Following the closing of the tender offer, a wholly owned subsidiary of Seattle Genetics will merge with and into Cascadian Therapeutics, with each share of Cascadian Therapeutics common stock that was not tendered being converted into the right to receive the same $10 per share cash offered in the tender offer.
In connection with the acquisition, Seattle Genetics said it secured a $400 million financing commitment from Barclays and JPMorgan-Chase Bank, with the rest of the purchase price to be paid through cash on hand. As of September 30, 2017, Seattle Genetics had $450.4 million in cash, cash equivalents, and short-term investments set to mature within the next 12 months—of which $128.14 million was cash and cash equivalents.

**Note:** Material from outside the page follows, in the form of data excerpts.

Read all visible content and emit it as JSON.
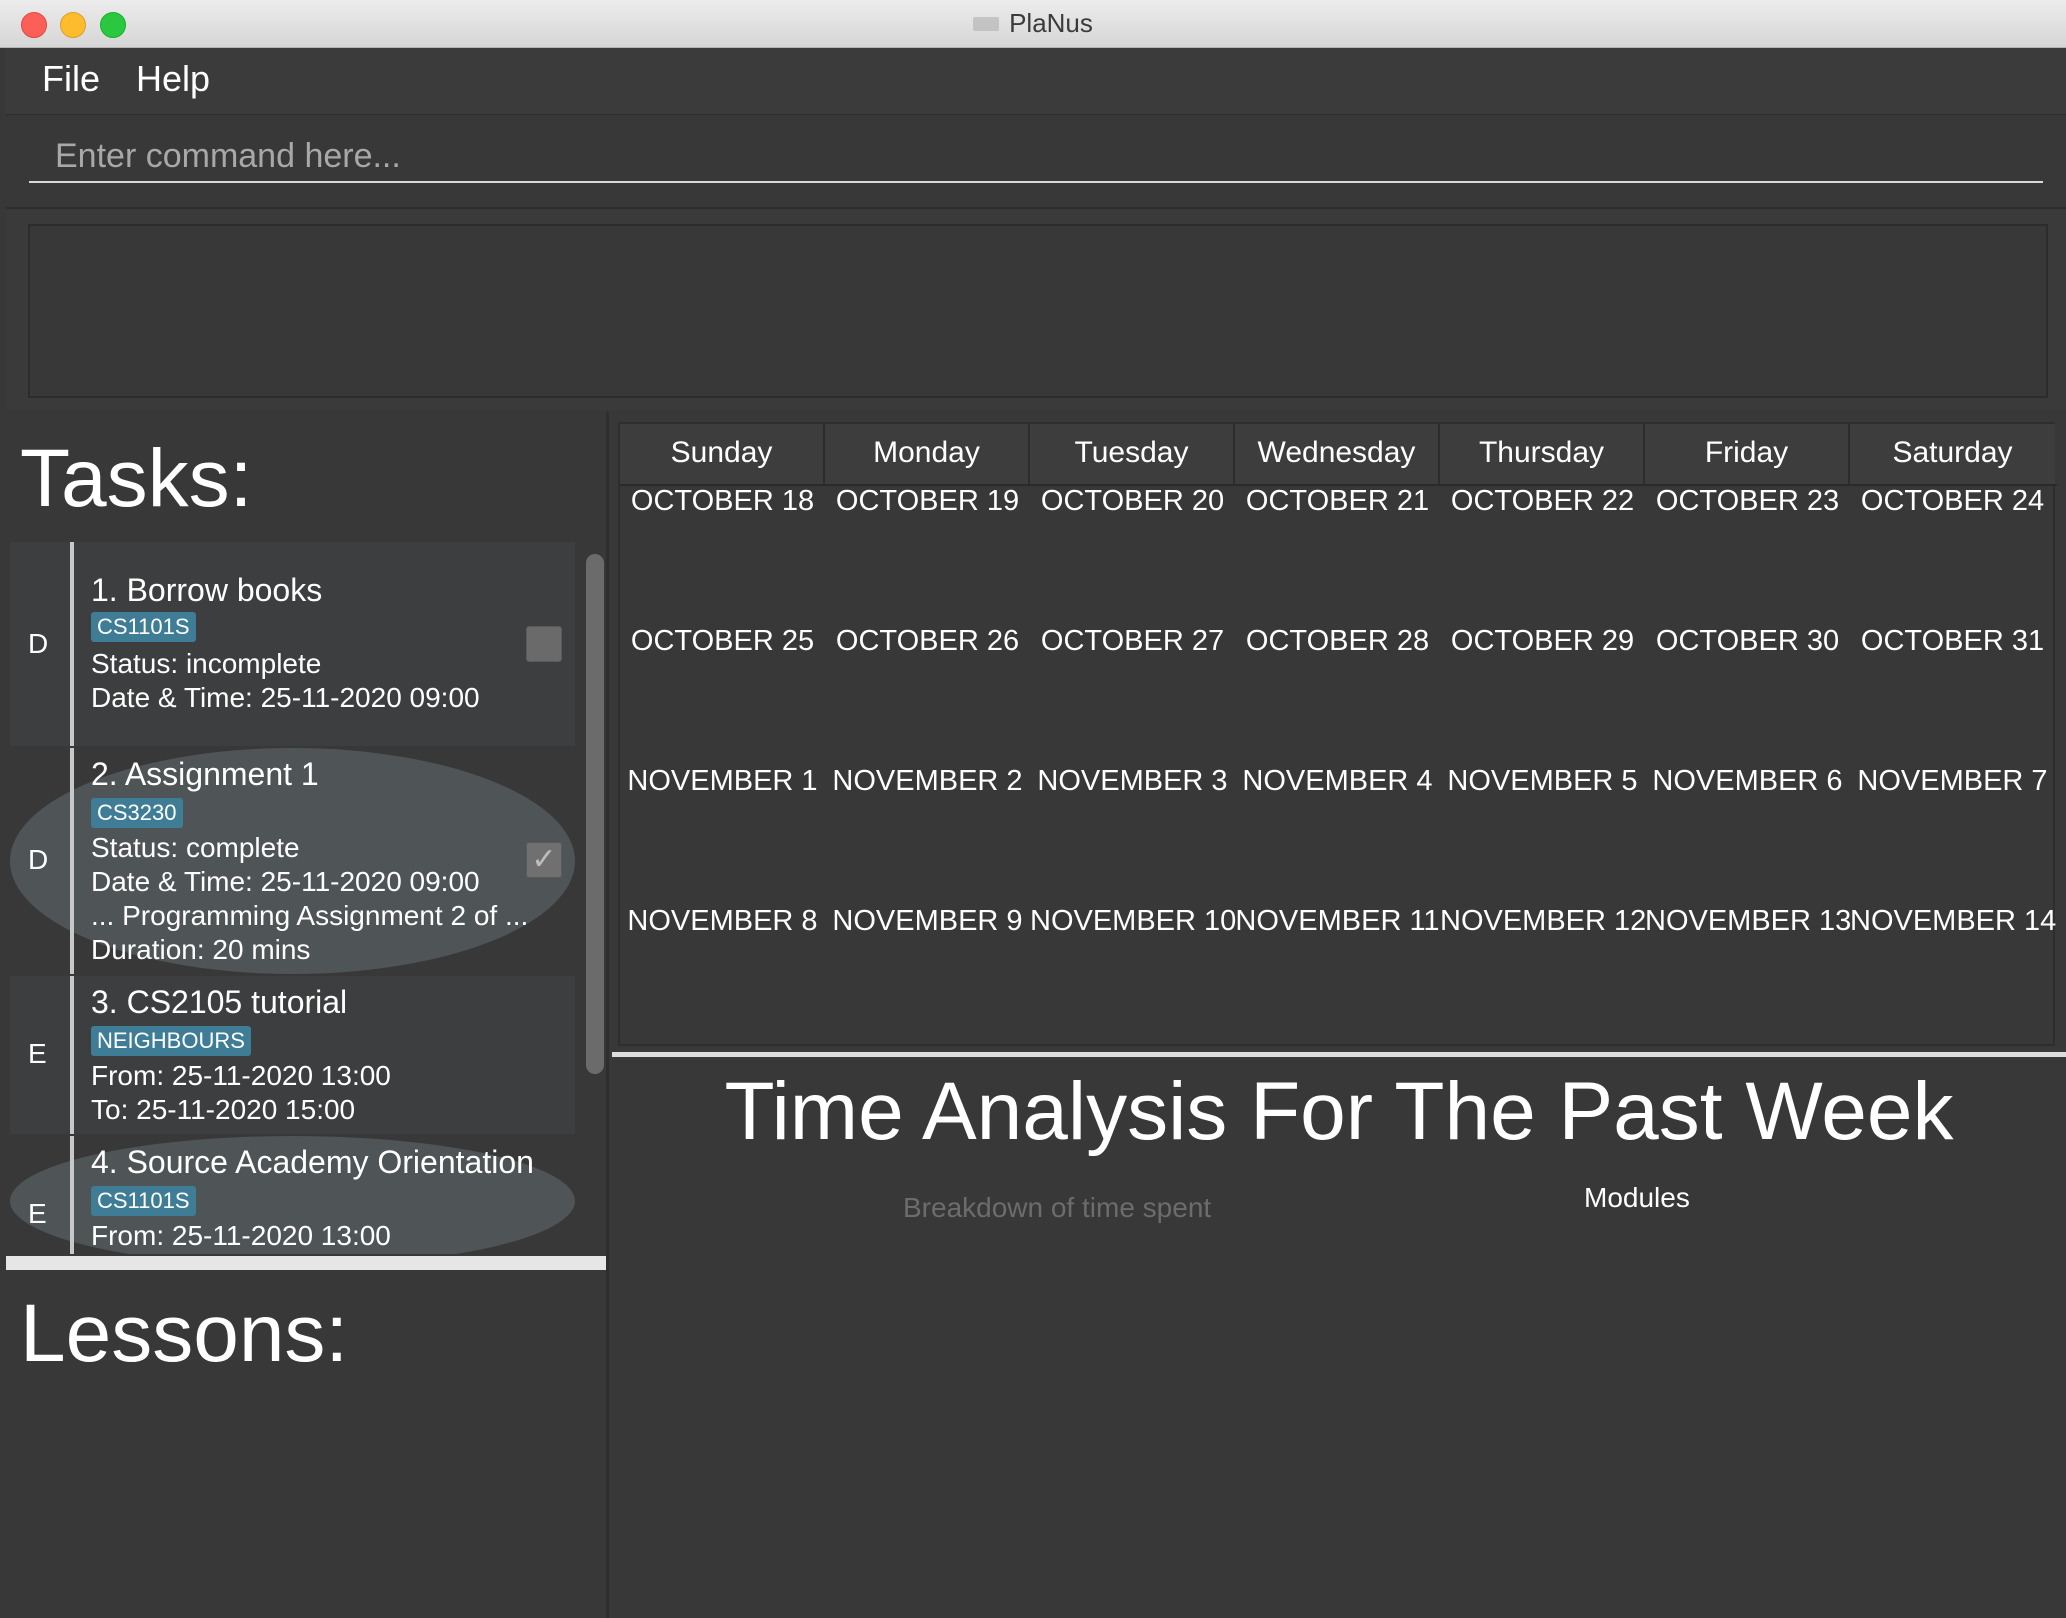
{
  "window": {
    "title": "PlaNus"
  },
  "menu": {
    "file": "File",
    "help": "Help"
  },
  "command": {
    "placeholder": "Enter command here..."
  },
  "tasks": {
    "title": "Tasks:",
    "items": [
      {
        "type": "D",
        "name": "1.  Borrow books",
        "tag": "CS1101S",
        "fields": [
          "Status:  incomplete",
          "Date & Time:  25-11-2020 09:00"
        ],
        "checked": false
      },
      {
        "type": "D",
        "name": "2.  Assignment 1",
        "tag": "CS3230",
        "fields": [
          "Status:  complete",
          "Date & Time:  25-11-2020 09:00",
          "... Programming Assignment 2 of ...",
          "Duration:  20 mins"
        ],
        "checked": true
      },
      {
        "type": "E",
        "name": "3.  CS2105 tutorial",
        "tag": "NEIGHBOURS",
        "fields": [
          "From:  25-11-2020 13:00",
          "To:  25-11-2020 15:00"
        ]
      },
      {
        "type": "E",
        "name": "4.  Source Academy Orientation",
        "tag": "CS1101S",
        "fields": [
          "From:  25-11-2020 13:00"
        ]
      }
    ]
  },
  "lessons": {
    "title": "Lessons:"
  },
  "calendar": {
    "days": [
      "Sunday",
      "Monday",
      "Tuesday",
      "Wednesday",
      "Thursday",
      "Friday",
      "Saturday"
    ],
    "weeks": [
      [
        "OCTOBER 18",
        "OCTOBER 19",
        "OCTOBER 20",
        "OCTOBER 21",
        "OCTOBER 22",
        "OCTOBER 23",
        "OCTOBER 24"
      ],
      [
        "OCTOBER 25",
        "OCTOBER 26",
        "OCTOBER 27",
        "OCTOBER 28",
        "OCTOBER 29",
        "OCTOBER 30",
        "OCTOBER 31"
      ],
      [
        "NOVEMBER 1",
        "NOVEMBER 2",
        "NOVEMBER 3",
        "NOVEMBER 4",
        "NOVEMBER 5",
        "NOVEMBER 6",
        "NOVEMBER 7"
      ],
      [
        "NOVEMBER 8",
        "NOVEMBER 9",
        "NOVEMBER 10",
        "NOVEMBER 11",
        "NOVEMBER 12",
        "NOVEMBER 13",
        "NOVEMBER 14"
      ]
    ]
  },
  "analysis": {
    "title": "Time Analysis For The Past Week",
    "subtitle": "Breakdown of time spent",
    "legend": "Modules"
  },
  "colors": {
    "tag": "#3f7d97",
    "background": "#383838"
  }
}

Separately, Seattle Genetics announced it has begun a $550 million underwritten public offering of shares, and said it expected to grant underwriters a 30-day option to purchase up to an additional $82.5 million of shares of its common stock solely to cover over-allotments at the public offering price.
The transaction—anticipated to close in the first quarter—has been unanimously approved by the boards of both companies.
Should the deal fall through, Cascadian would have to pay Seattle Genetics a termination fee of $17 million, according to a regulatory filing. Seattle Genetics said it will instead use the net proceeds from the offering toward ongoing commercialization of its marketed cancer treatment Adcetris® (brentuximab vedotin) in the U.S. and Canada, toward R&D designed to further expand the Adcetris label, toward advancing its pipeline of product candidates, as well as for general corporate purposes, including working capital.